The first target on a price flip higher would be the May 6th spike high near 73.80.”

Here is the chart…

This idea is a perfect fit with our core TRADING strategy.

(Note – Frank published his note on June 4th, and the stock has already begun to bounce. It is +6.7% since he published.)

For this analysis, we will jump right into our analysis framework.

First, the stock is in a well-established uptrend. You can see that from the stock chart above.

Second, you can see the "relative strength index" or "RSI" chart at the bottom of the chart above. It briefly traded below the key 30 level on April 30th and immediately traded back above it. That wasn't the bottom in the stock, but it rallied 30 days later.

These two technical signals fit within Frank's framework. Now, let's look at it with our "quantamental" framework.

We like to look for companies with earnings growth. Here is a table showing the EBITDA growth at the company across the last few years…

In thirty years on Wall Street, this is one of the most incredible group of numbers we have ever seen!

They went from losing a HUGE amount to now making a LOT of money. We have never seen anything like it…

As they swung to profitability, they also saw rising estimates. Here is the chart of the analyst's estimates for EBITDA for 2024, along with the stock price…

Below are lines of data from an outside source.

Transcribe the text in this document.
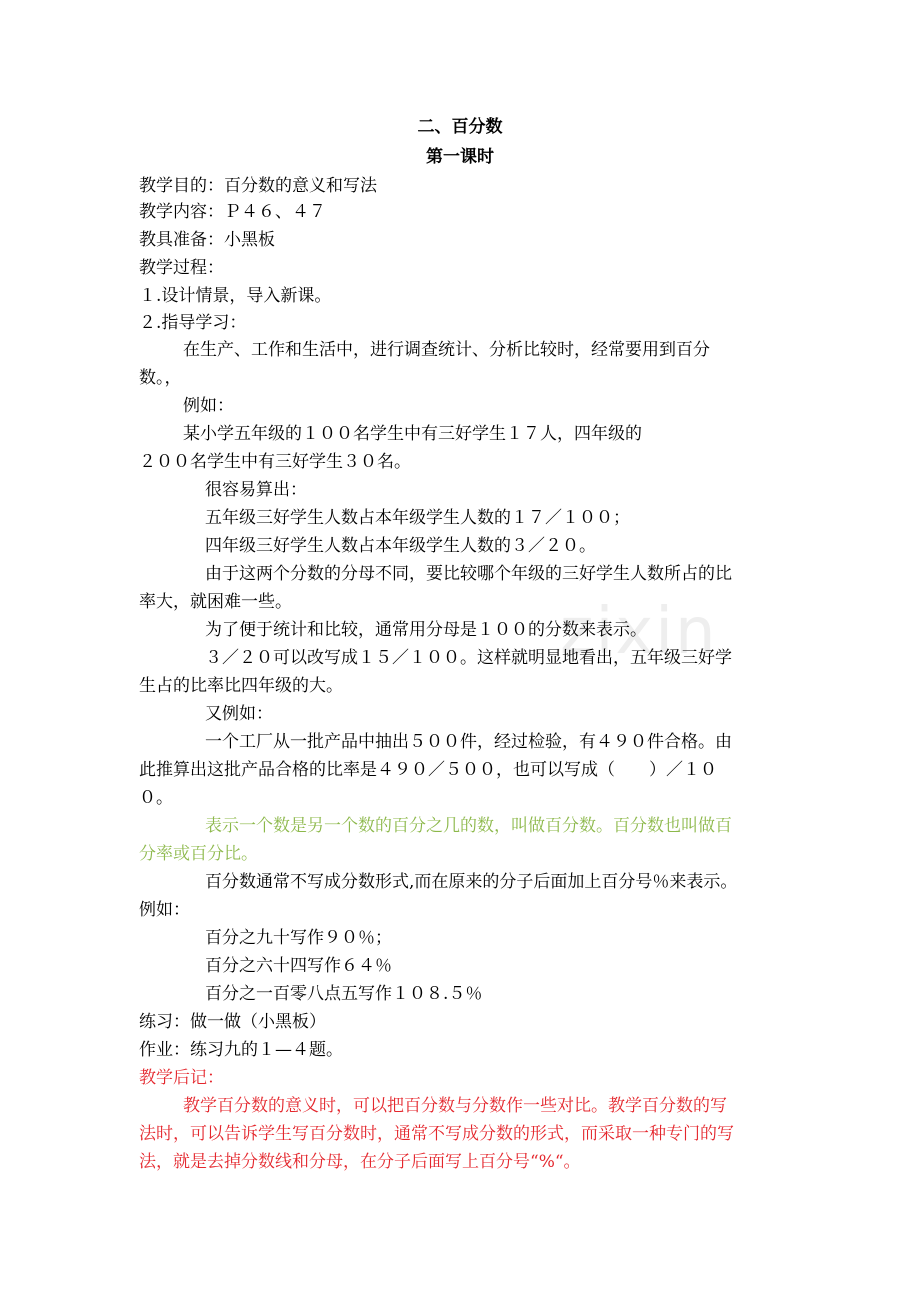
zixin
二、百分数
第一课时
教学目的：百分数的意义和写法
教学内容：Ｐ４６、４７
教具准备：小黑板
教学过程：
１.设计情景，导入新课。
２.指导学习：
在生产、工作和生活中，进行调查统计、分析比较时，经常要用到百分
数。，
例如：
某小学五年级的１００名学生中有三好学生１７人，四年级的
２００名学生中有三好学生３０名。
很容易算出：
五年级三好学生人数占本年级学生人数的１７／１００；
四年级三好学生人数占本年级学生人数的３／２０。
由于这两个分数的分母不同，要比较哪个年级的三好学生人数所占的比
率大，就困难一些。
为了便于统计和比较，通常用分母是１００的分数来表示。
３／２０可以改写成１５／１００。这样就明显地看出，五年级三好学
生占的比率比四年级的大。
又例如：
一个工厂从一批产品中抽出５００件，经过检验，有４９０件合格。由
此推算出这批产品合格的比率是４９０／５００，也可以写成（　　）／１０
０。
表示一个数是另一个数的百分之几的数，叫做百分数。百分数也叫做百
分率或百分比。
百分数通常不写成分数形式,而在原来的分子后面加上百分号％来表示。
例如：
百分之九十写作９０％；
百分之六十四写作６４％
百分之一百零八点五写作１０８.５％
练习：做一做（小黑板）
作业：练习九的１—４题。
教学后记：
教学百分数的意义时，可以把百分数与分数作一些对比。教学百分数的写
法时，可以告诉学生写百分数时，通常不写成分数的形式，而采取一种专门的写
法，就是去掉分数线和分母，在分子后面写上百分号“%“。
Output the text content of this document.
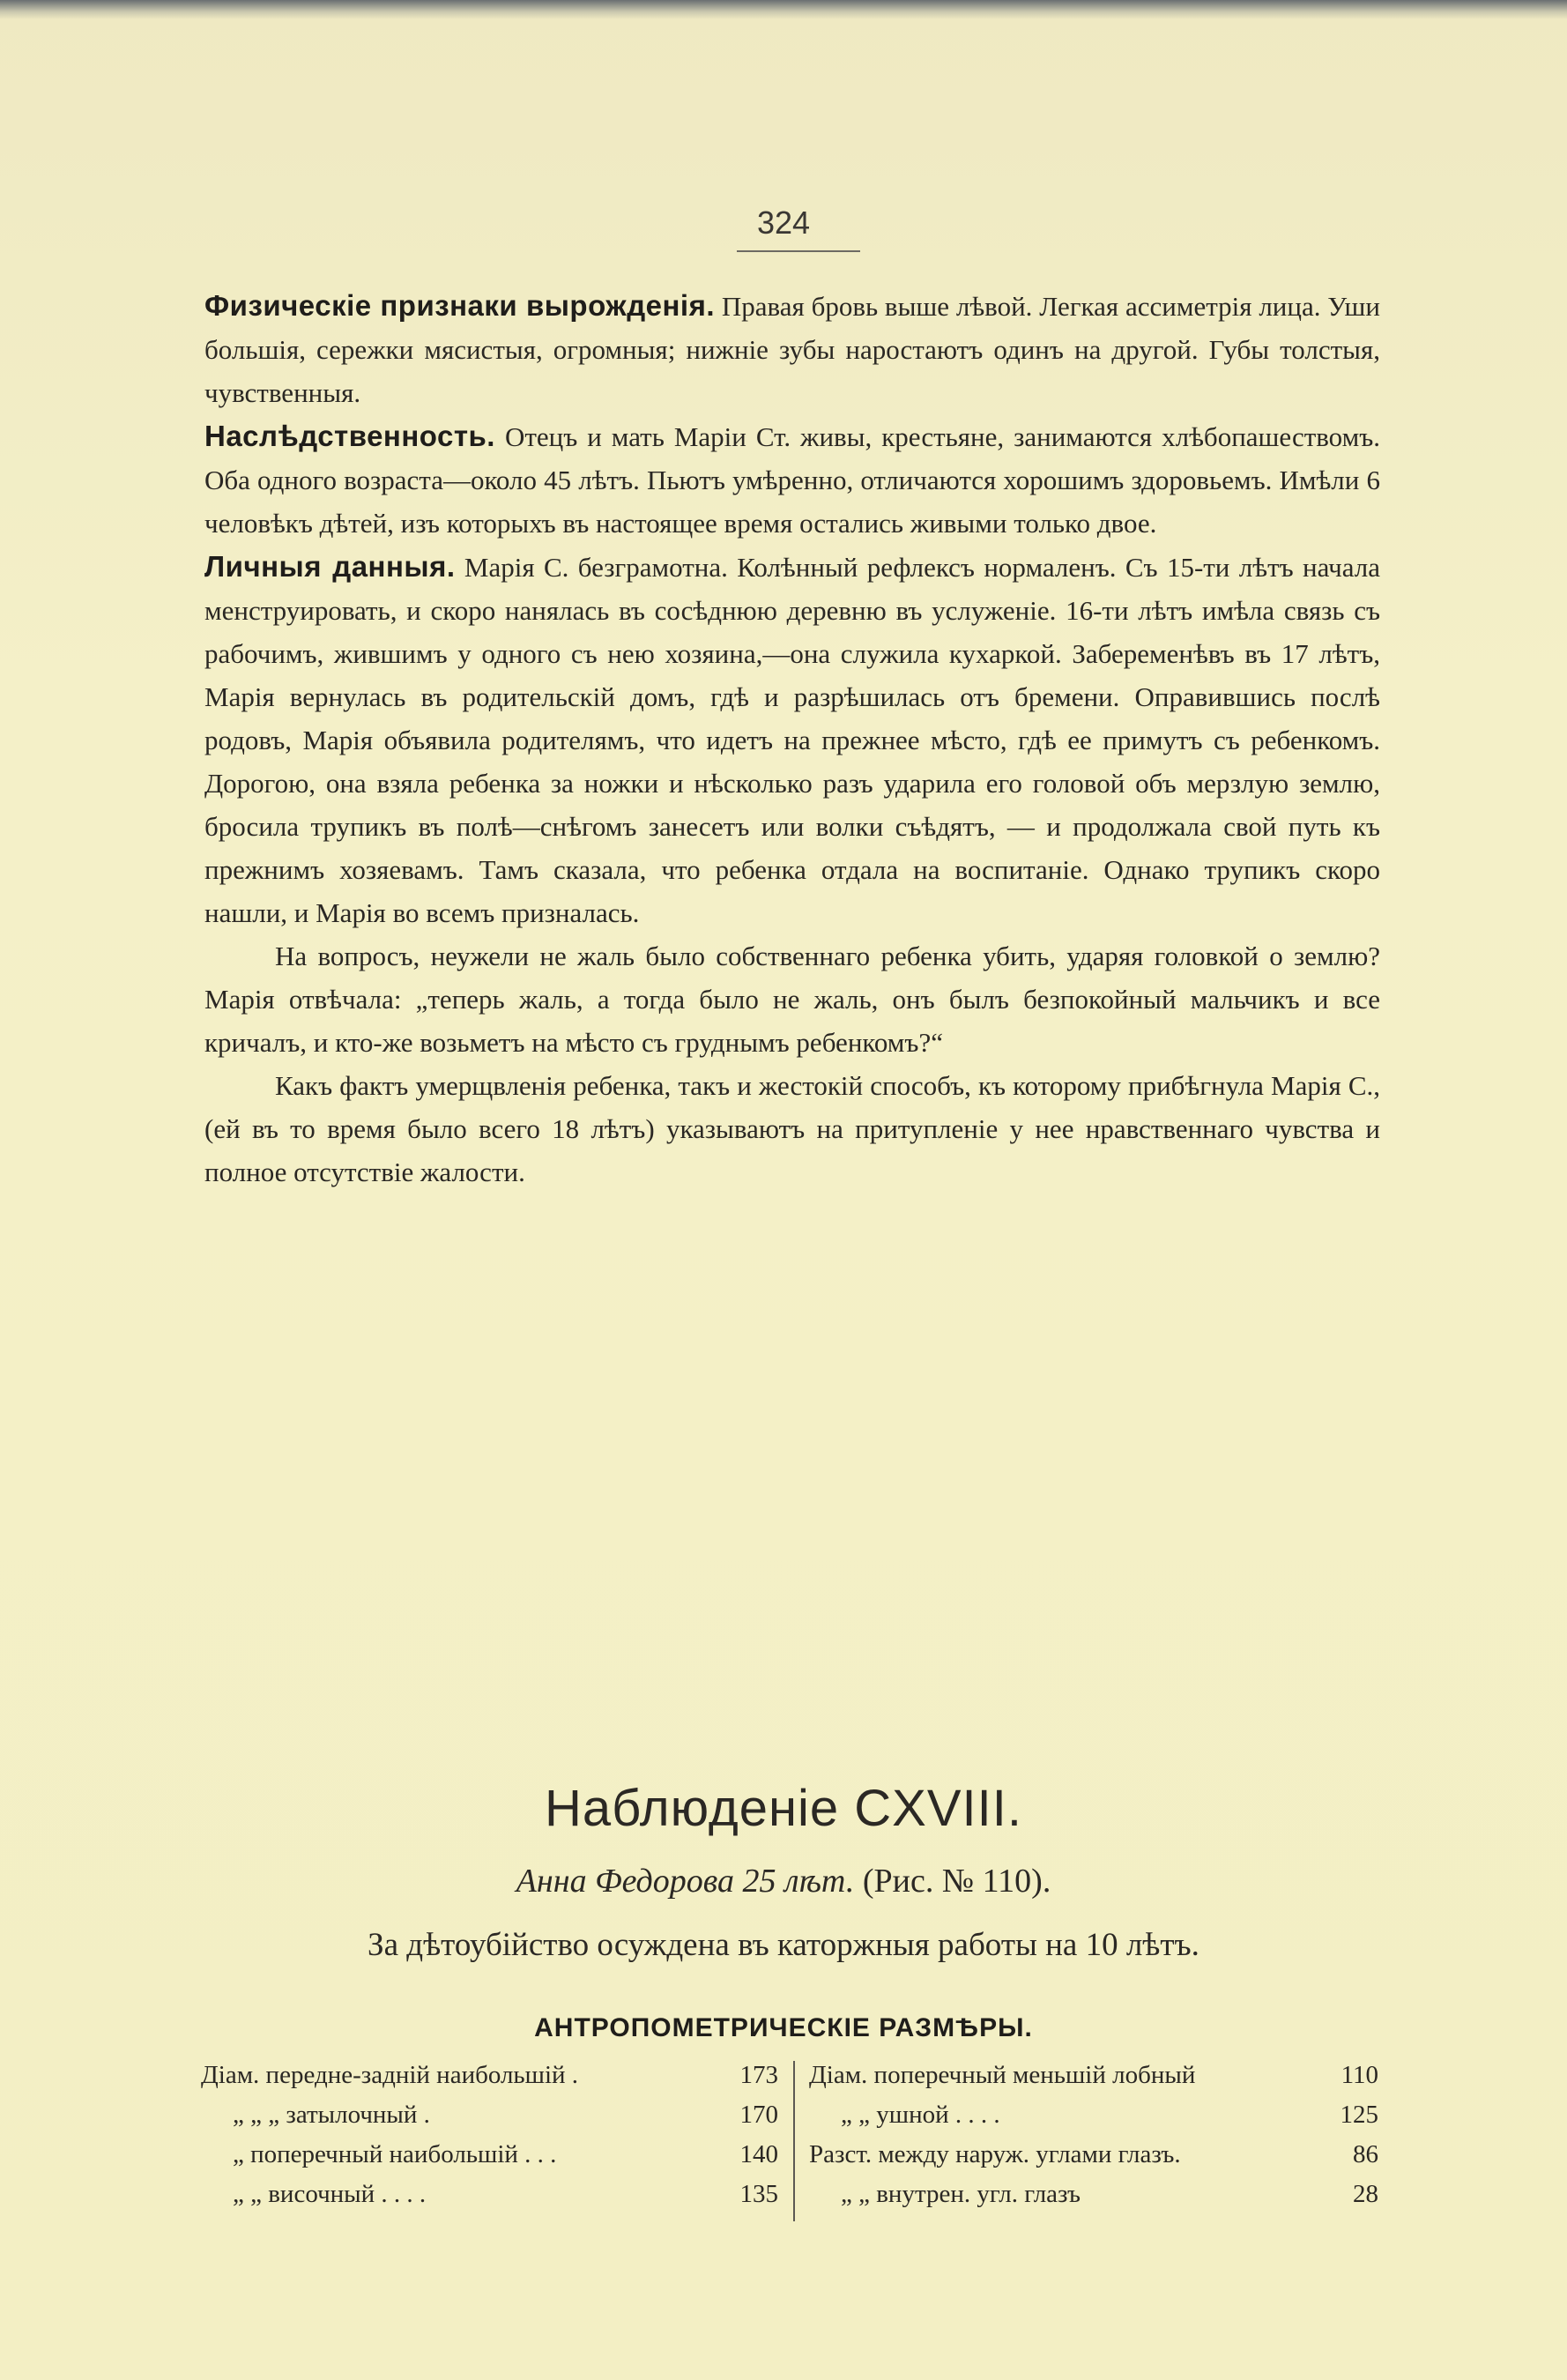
324

Физическіе признаки вырожденія. Правая бровь выше лѣвой. Легкая ассиметрія лица. Уши большія, сережки мясистыя, огромныя; нижніе зубы наростаютъ одинъ на другой. Губы толстыя, чувственныя.

Наслѣдственность. Отецъ и мать Маріи Ст. живы, крестьяне, занимаются хлѣбопашествомъ. Оба одного возраста—около 45 лѣтъ. Пьютъ умѣренно, отличаются хорошимъ здоровьемъ. Имѣли 6 человѣкъ дѣтей, изъ которыхъ въ настоящее время остались живыми только двое.

Личныя данныя. Марія С. безграмотна. Колѣнный рефлексъ нормаленъ. Съ 15-ти лѣтъ начала менструировать, и скоро нанялась въ сосѣднюю деревню въ услуженіе. 16-ти лѣтъ имѣла связь съ рабочимъ, жившимъ у одного съ нею хозяина,—она служила кухаркой. Забеременѣвъ въ 17 лѣтъ, Марія вернулась въ родительскій домъ, гдѣ и разрѣшилась отъ бремени. Оправившись послѣ родовъ, Марія объявила родителямъ, что идетъ на прежнее мѣсто, гдѣ ее примутъ съ ребенкомъ. Дорогою, она взяла ребенка за ножки и нѣсколько разъ ударила его головой объ мерзлую землю, бросила трупикъ въ полѣ—снѣгомъ занесетъ или волки съѣдятъ, — и продолжала свой путь къ прежнимъ хозяевамъ. Тамъ сказала, что ребенка отдала на воспитаніе. Однако трупикъ скоро нашли, и Марія во всемъ призналась.

На вопросъ, неужели не жаль было собственнаго ребенка убить, ударяя головкой о землю? Марія отвѣчала: „теперь жаль, а тогда было не жаль, онъ былъ безпокойный мальчикъ и все кричалъ, и кто-же возьметъ на мѣсто съ груднымъ ребенкомъ?“

Какъ фактъ умерщвленія ребенка, такъ и жестокій способъ, къ которому прибѣгнула Марія С., (ей въ то время было всего 18 лѣтъ) указываютъ на притупленіе у нее нравственнаго чувства и полное отсутствіе жалости.

Наблюденіе CXVIII.
Анна Федорова 25 лѣт. (Рис. № 110).
За дѣтоубійство осуждена въ каторжныя работы на 10 лѣтъ.
АНТРОПОМЕТРИЧЕСКІЕ РАЗМѢРЫ.
Діам. передне-задній наибольшій .	173
„ „ „ затылочный .	170
„ поперечный наибольшій . . .	140
„ „ височный . . . .	135
Діам. поперечный меньшій лобный	110
„ „ ушной . . . .	125
Разст. между наруж. углами глазъ.	86
„ „ внутрен. угл. глазъ	28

They moved from slightly less than $5 billion in June 2022 to $6.2 billion today. 

As discussed yesterday with Pfizer Inc. (NYSE: PFE), you can see that the share price has tracked closely with these revisions.

They also have been beating their quarterly numbers. Here is how they have performed versus analysts' estimates for quarterly numbers across the last few years…

They have consistently beat the number.

What do you think of this type of technical setup? Would you buy it? Send us your thoughts via email at [email protected] or in the comments section on our website.

Why was the stock down so much?

Like many stocks we have identified in our TRADING publications, the stock has been up a lot since the stock market rally in July 2023.

The stock had sold off going into their earnings report on May 8th, but there was some "noise" around gross bookings in that report. 

Again, this is similar to many other stocks we have seen recently. They had seen significant run-ups with the stock market since late last year; they were consolidating and then reported strong numbers but with one (minor) metric that was slightly disappointing.

It is also a setup we have seen for many decades that consistently generates good money-making opportunities.

That is precisely what happened here. The stock is up almost +7% since Frank mentioned it a little more than a week ago.

We are very grateful to have had Frank join us on the HX Podcast. As we have said many times in the last week – we are very impressed with the clarity of his analysis.

We also enjoyed sharing these three classic technical setups with you this week and hope you found them educational. Now, let's go out and make them profitable!